Robotic systems, such as the CorPath GRX and Magellan Robotic System, offer a new approach in the field of carotid endovascular interventions. These technologies provide surgeons with enhanced precision, reduced radiation exposure, and the ability to perform complex maneuvers with increased accuracy.

Surgical robots are a way to introduce standardization while ensuring proper operation safety[20]. An added advantage stems from the fact that robots, unlike humans, are impervious to fatigue. This not only facilitates the continuous performance of lengthy operations but also safeguards the well-being of surgical staff by minimizing the risk of spine-related degeneration due to prolonged standing, which is known to increase the likelihood of lumbar injuries. Furthermore, orthopedic-related degeneration is minimized, as the operator can comfortably execute CAS surgeries from an ergonomically sound position. The advantages for the surgical staff extend further, as the robot can be steered from a shielded room, reducing radiation exposure. This not only lowers the risk of neoplasm incidence among staff but also eliminates the need for wearing heavy anti-radiation shielding.
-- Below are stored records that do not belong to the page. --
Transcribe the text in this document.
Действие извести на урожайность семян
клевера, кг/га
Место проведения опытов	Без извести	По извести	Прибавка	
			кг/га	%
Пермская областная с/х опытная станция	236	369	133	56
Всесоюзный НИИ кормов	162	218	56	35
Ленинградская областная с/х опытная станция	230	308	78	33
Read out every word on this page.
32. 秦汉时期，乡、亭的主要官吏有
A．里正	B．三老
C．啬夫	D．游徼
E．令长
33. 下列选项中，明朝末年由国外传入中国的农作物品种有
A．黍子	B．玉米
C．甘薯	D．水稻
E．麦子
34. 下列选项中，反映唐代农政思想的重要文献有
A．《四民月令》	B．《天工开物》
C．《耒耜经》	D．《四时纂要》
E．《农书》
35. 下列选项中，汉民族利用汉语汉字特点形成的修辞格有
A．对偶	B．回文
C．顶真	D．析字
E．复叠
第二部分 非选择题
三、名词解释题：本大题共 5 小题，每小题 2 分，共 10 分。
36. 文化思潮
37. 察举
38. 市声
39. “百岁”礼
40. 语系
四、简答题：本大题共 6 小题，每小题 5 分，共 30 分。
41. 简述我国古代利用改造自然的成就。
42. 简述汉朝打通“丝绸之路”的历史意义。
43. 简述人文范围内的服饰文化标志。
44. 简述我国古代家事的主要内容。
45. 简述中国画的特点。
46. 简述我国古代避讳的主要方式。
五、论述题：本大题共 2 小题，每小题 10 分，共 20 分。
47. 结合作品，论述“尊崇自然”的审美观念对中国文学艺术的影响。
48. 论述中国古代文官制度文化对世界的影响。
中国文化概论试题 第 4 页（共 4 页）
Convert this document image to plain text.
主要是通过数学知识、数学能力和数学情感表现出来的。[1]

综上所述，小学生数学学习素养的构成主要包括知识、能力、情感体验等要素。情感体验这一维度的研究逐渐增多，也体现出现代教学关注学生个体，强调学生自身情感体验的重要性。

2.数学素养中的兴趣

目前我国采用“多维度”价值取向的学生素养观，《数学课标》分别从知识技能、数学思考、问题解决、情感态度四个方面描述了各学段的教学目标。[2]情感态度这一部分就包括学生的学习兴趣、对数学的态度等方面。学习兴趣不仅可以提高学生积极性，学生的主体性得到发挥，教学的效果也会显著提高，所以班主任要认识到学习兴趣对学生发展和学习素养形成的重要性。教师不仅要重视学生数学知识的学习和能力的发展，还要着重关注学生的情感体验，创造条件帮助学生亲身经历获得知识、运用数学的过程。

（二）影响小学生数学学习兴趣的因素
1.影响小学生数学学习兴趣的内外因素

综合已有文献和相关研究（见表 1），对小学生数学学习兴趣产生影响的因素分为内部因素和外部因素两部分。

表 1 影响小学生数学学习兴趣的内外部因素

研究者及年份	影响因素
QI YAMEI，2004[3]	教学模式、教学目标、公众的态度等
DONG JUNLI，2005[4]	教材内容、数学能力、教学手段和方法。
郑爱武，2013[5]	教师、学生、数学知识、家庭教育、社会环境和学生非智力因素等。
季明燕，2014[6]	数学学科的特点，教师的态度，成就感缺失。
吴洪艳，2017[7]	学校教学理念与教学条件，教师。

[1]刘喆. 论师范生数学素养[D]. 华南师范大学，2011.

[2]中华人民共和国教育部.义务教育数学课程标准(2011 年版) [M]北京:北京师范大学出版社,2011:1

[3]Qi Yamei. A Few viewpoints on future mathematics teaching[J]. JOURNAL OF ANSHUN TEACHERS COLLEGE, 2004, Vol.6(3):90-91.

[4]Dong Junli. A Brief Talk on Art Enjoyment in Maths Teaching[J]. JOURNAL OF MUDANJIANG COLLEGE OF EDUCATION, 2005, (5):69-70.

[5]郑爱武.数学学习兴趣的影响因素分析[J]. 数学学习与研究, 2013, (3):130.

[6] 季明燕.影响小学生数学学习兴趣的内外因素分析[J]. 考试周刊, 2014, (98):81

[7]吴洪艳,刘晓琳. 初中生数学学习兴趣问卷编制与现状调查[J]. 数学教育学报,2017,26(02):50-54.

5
While the reviewed studies generally reported positive outcomes, it is crucial to acknowledge potential risks associated with robotic-assisted CAS. The learning curve observed in multiple studies indicates that procedure times tend to decrease with increasing experience, implying an initial phase of adaptation. Complications such as conversion to manual procedures, access site issues, and technical challenges with the robotic systems were noted in some cases. Robotic devices are not compatible with all types of guide wires, limiting the potential for vascular interventions. Lack of haptic feedback among the current devices might be especially challenging for novice operators without sufficient experience in endovascular interventions. Additionally, we highlight the need for ongoing training and protocolized simulation with the use of Virtual Reality, Mixed Reality, ex-vivo models or phantoms to ensure operator confidence and competence.

Despite the promising results, there are hurdles to overcome for the large-scale implementation of robotic-assisted CAS. The studies included in this review indicated a high risk of bias in various domains, and very low quality of evidence was reported, primarily due to a lack of randomized control trials, small sample sizes, and potential issues with study design. Furthermore, the initial cost and resource investment in acquiring and implementing robotic systems pose financial challenges. Robotic systems are expensive, and the cost of the procedure can be higher than traditional CAS. This can be a barrier to adoption for some hospitals and healthcare systems. For example, CorPathGRX system costs 650,000$, and the single-use cassette - 650$. There is a lack of long-term data on the safety and efficacy of robotic CAS compared to traditional surgeon-performed CAS. This makes some surgeons and medical federations hesitant to adopt the new technology. Additionally, setting up a robotic system can be time-consuming, which would not be ideal in a critical situation where every second counts. Traditional surgery can often begin much quicker[13,19]. Surgeons can adapt their approach on the fly based on what they encounter during surgery. If a technical issue arises with the robot during surgery, troubleshooting could cause significant delays.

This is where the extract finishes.